Neurosciences
Pourquoi sommes-nous chatouilleux ?
- Par Sébastien Bohler
Pages 6 à 7
Citer cet article
- BOHLER, Sébastien,
- Bohler, Sébastien.
- Bohler, S.
https://doi.org/10.3917/cerpsy.084.0006
Citer cet article
- Bohler, S.
- Bohler, Sébastien.
- BOHLER, Sébastien,
https://doi.org/10.3917/cerpsy.084.0006
Des expériences ont permis de découvrir des neurones sensibles aux chatouilles. Ils expliquent en partie l’origine et la fonction potentielle de cette étrange réaction.
1Il y a de grandes questions scientifiques que l’on a parfois du mal à prendre au sérieux. Pourquoi rions-nous quand on nous titille les côtes ou la plante des pieds ? Pourquoi ne peut-on se chatouiller soi-même ? Devant de tels sujets d’étonnement, nous avons le choix entre deux réactions : les ignorer pour motif de futilité, ou s’attarder sur leur étrangeté. Si nous optons pour la seconde option, des aspects étonnants de notre comportement social nous seront alors révélés.
2À l’université de Berlin, deux chercheurs en neurosciences, Shimpei Ishiyama et Michael Brecht, ont mené des expériences d’apparence badine consistant à chatouiller des rats de laboratoire. Leurs travaux les ont menés à un quadruple constat. 1) Les rats sont chatouilleux (on le savait déjà) : ils rient en poussant des petits cris à une fréquence de 50 kiloherz (dans ce domaine ultrasonore, les cris sont inaudibles et il faut des appareils spéciaux pour les enregistrer) quand on leur frotte et qu’on leur masse l’abdomen, et ils adorent ça ; 2) leurs rires sont produits par des impulsions électriques issues de neurones eux-mêmes localisés dans une partie de leur cerveau appelée cortex somatosensoriel, et l’on peut même faire rire les rats sans les toucher, en stimulant les neurones de cette zone au moyen d’électrodes microscopiques implantées dans leur crâne, produisant alors de véritables « neurochatouilles » ; 3) les mêmes neurones s’activent quand les animaux jouent ; et 4) ces mêmes neurones ne s’activent pas quand ils sont stressés.
Chatouiller, un acte social
3Ces quatre faits laissent penser que les chatouilles sont un acte social au même titre que le jeu, et ne peuvent donc se pratiquer en solitaire.
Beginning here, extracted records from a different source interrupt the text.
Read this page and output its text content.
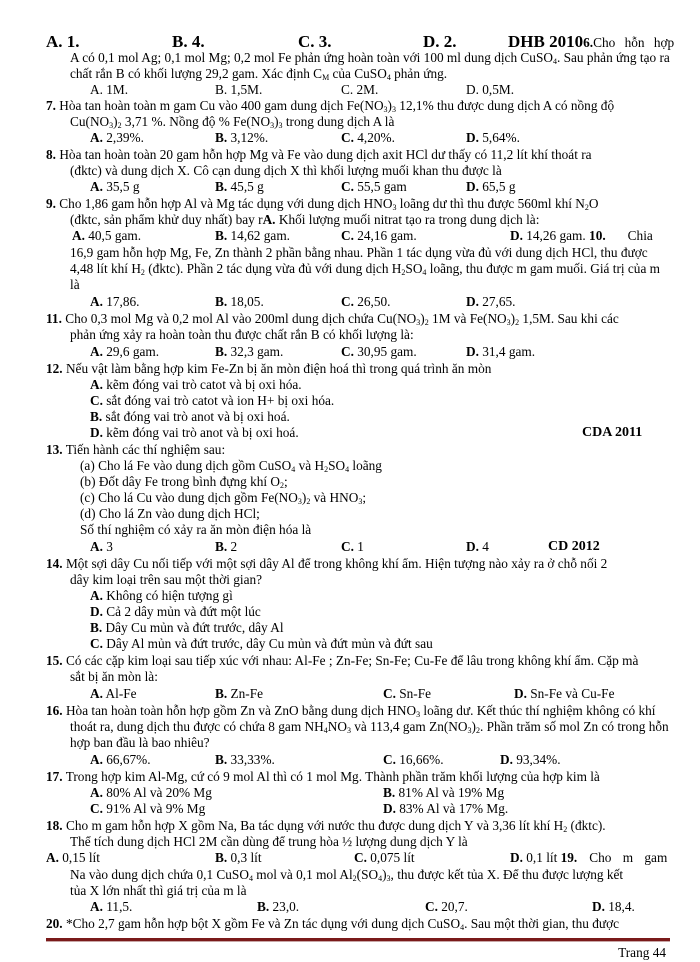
A. 1.	B. 4.	C. 3.	D. 2.	DHB 20106.Cho hỗn hợp
A có 0,1 mol Ag; 0,1 mol Mg; 0,2 mol Fe phản ứng hoàn toàn với 100 ml dung dịch CuSO$_4$. Sau phản ứng tạo ra
chất rắn B có khối lượng 29,2 gam. Xác định $C_M$ của CuSO$_4$ phản ứng.
A. 1M.	B. 1,5M.	C. 2M.	D. 0,5M.
7. Hòa tan hoàn toàn m gam Cu vào 400 gam dung dịch $Fe(NO_3)_3$ 12,1% thu được dung dịch A có nồng độ
$Cu(NO_3)_2$ 3,71 %. Nồng độ % $Fe(NO_3)_3$ trong dung dịch A là
A. 2,39%.	B. 3,12%.	C. 4,20%.	D. 5,64%.
8. Hòa tan hoàn toàn 20 gam hỗn hợp Mg và Fe vào dung dịch axit HCl dư thấy có 11,2 lít khí thoát ra
(đktc) và dung dịch X. Cô cạn dung dịch X thì khối lượng muối khan thu được là
A. 35,5 g	B. 45,5 g	C. 55,5 gam	D. 65,5 g
9. Cho 1,86 gam hỗn hợp Al và Mg tác dụng với dung dịch $HNO_3$ loãng dư thì thu được 560ml khí $N_2O$
(đktc, sản phẩm khử duy nhất) bay rA. Khối lượng muối nitrat tạo ra trong dung dịch là:
A. 40,5 gam.	B. 14,62 gam.	C. 24,16 gam.	D. 14,26 gam. 10. Chia
16,9 gam hỗn hợp Mg, Fe, Zn thành 2 phần bằng nhau. Phần 1 tác dụng vừa đủ với dung dịch HCl, thu được
4,48 lít khí $H_2$ (đktc). Phần 2 tác dụng vừa đủ với dung dịch $H_2SO_4$ loãng, thu được m gam muối. Giá trị của m
là
A. 17,86.	B. 18,05.	C. 26,50.	D. 27,65.
11. Cho 0,3 mol Mg và 0,2 mol Al vào 200ml dung dịch chứa $Cu(NO_3)_2$ 1M và $Fe(NO_3)_2$ 1,5M. Sau khi các
phản ứng xảy ra hoàn toàn thu được chất rắn B có khối lượng là:
A. 29,6 gam.	B. 32,3 gam.	C. 30,95 gam.	D. 31,4 gam.
12. Nếu vật làm bằng hợp kim Fe-Zn bị ăn mòn điện hoá thì trong quá trình ăn mòn
A. kẽm đóng vai trò catot và bị oxi hóa.
C. sắt đóng vai trò catot và ion H+ bị oxi hóa.
B. sắt đóng vai trò anot và bị oxi hoá.
D. kẽm đóng vai trò anot và bị oxi hoá.	CDA 2011
13. Tiến hành các thí nghiệm sau:
(a) Cho lá Fe vào dung dịch gồm CuSO$_4$ và $H_2SO_4$ loãng
(b) Đốt dây Fe trong bình đựng khí $O_2$;
(c) Cho lá Cu vào dung dịch gồm $Fe(NO_3)_2$ và $HNO_3$;
(d) Cho lá Zn vào dung dịch HCl;
Số thí nghiệm có xảy ra ăn mòn điện hóa là
A. 3	B. 2	C. 1	D. 4	CD 2012
14. Một sợi dây Cu nối tiếp với một sợi dây Al để trong không khí ẩm. Hiện tượng nào xảy ra ở chỗ nối 2
dây kim loại trên sau một thời gian?
A. Không có hiện tượng gì
D. Cả 2 dây mủn và đứt một lúc
B. Dây Cu mủn và đứt trước, dây Al
C. Dây Al mủn và đứt trước, dây Cu mủn và đứt mủn và đứt sau
15. Có các cặp kim loại sau tiếp xúc với nhau: Al-Fe ; Zn-Fe; Sn-Fe; Cu-Fe để lâu trong không khí ẩm. Cặp mà
sắt bị ăn mòn là:
A. Al-Fe	B. Zn-Fe	C. Sn-Fe	D. Sn-Fe và Cu-Fe
16. Hòa tan hoàn toàn hỗn hợp gồm Zn và ZnO bằng dung dịch $HNO_3$ loãng dư. Kết thúc thí nghiệm không có khí
thoát ra, dung dịch thu được có chứa 8 gam $NH_4NO_3$ và 113,4 gam $Zn(NO_3)_2$. Phần trăm số mol Zn có trong hỗn
hợp ban đầu là bao nhiêu?
A. 66,67%.	B. 33,33%.	C. 16,66%.	D. 93,34%.
17. Trong hợp kim Al-Mg, cứ có 9 mol Al thì có 1 mol Mg. Thành phần trăm khối lượng của hợp kim là
A. 80% Al và 20% Mg	B. 81% Al và 19% Mg
C. 91% Al và 9% Mg	D. 83% Al và 17% Mg.
18. Cho m gam hỗn hợp X gồm Na, Ba tác dụng với nước thu được dung dịch Y và 3,36 lít khí $H_2$ (đktc).
Thể tích dung dịch HCl 2M cần dùng để trung hòa ½ lượng dung dịch Y là
A. 0,15 lít	B. 0,3 lít	C. 0,075 lít	D. 0,1 lít 19. Cho m gam
Na vào dung dịch chứa 0,1 CuSO$_4$ mol và 0,1 mol $Al_2(SO_4)_3$, thu được kết tủa X. Để thu được lượng kết
tủa X lớn nhất thì giá trị của m là
A. 11,5.	B. 23,0.	C. 20,7.	D. 18,4.
20. *Cho 2,7 gam hỗn hợp bột X gồm Fe và Zn tác dụng với dung dịch CuSO$_4$. Sau một thời gian, thu được
Trang 44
D’ailleurs, le rire qui les accompagne est aujourd’hui considéré par les neuroscientifiques et les psychologues comme un signal ancestral signifiant une absence de danger, qui aurait permis à nos très lointains ancêtres de se détendre dans des situations sécurisées.
4Comme on sait en outre que le rire joue un rôle fondamental pour désamorcer les tensions sociales, le lien entre chatouilles, rire et socialité se précise : depuis des millions d’années, les contacts physiques détendus, dans des situations où un groupe ou un clan n’était menacé par aucun prédateur ni danger imminent, auraient provoqué des vagues de bien-être accompagnées de petits cris de fréquence caractéristique (50 kiloherz chez le rat, 1 ou 2 kiloherz chez l’homme) dont la fonction était de diffuser rapidement et automatiquement un message rassurant : « Nous sommes bien, il n’y a pas de menace sur le groupe, détendez-vous. »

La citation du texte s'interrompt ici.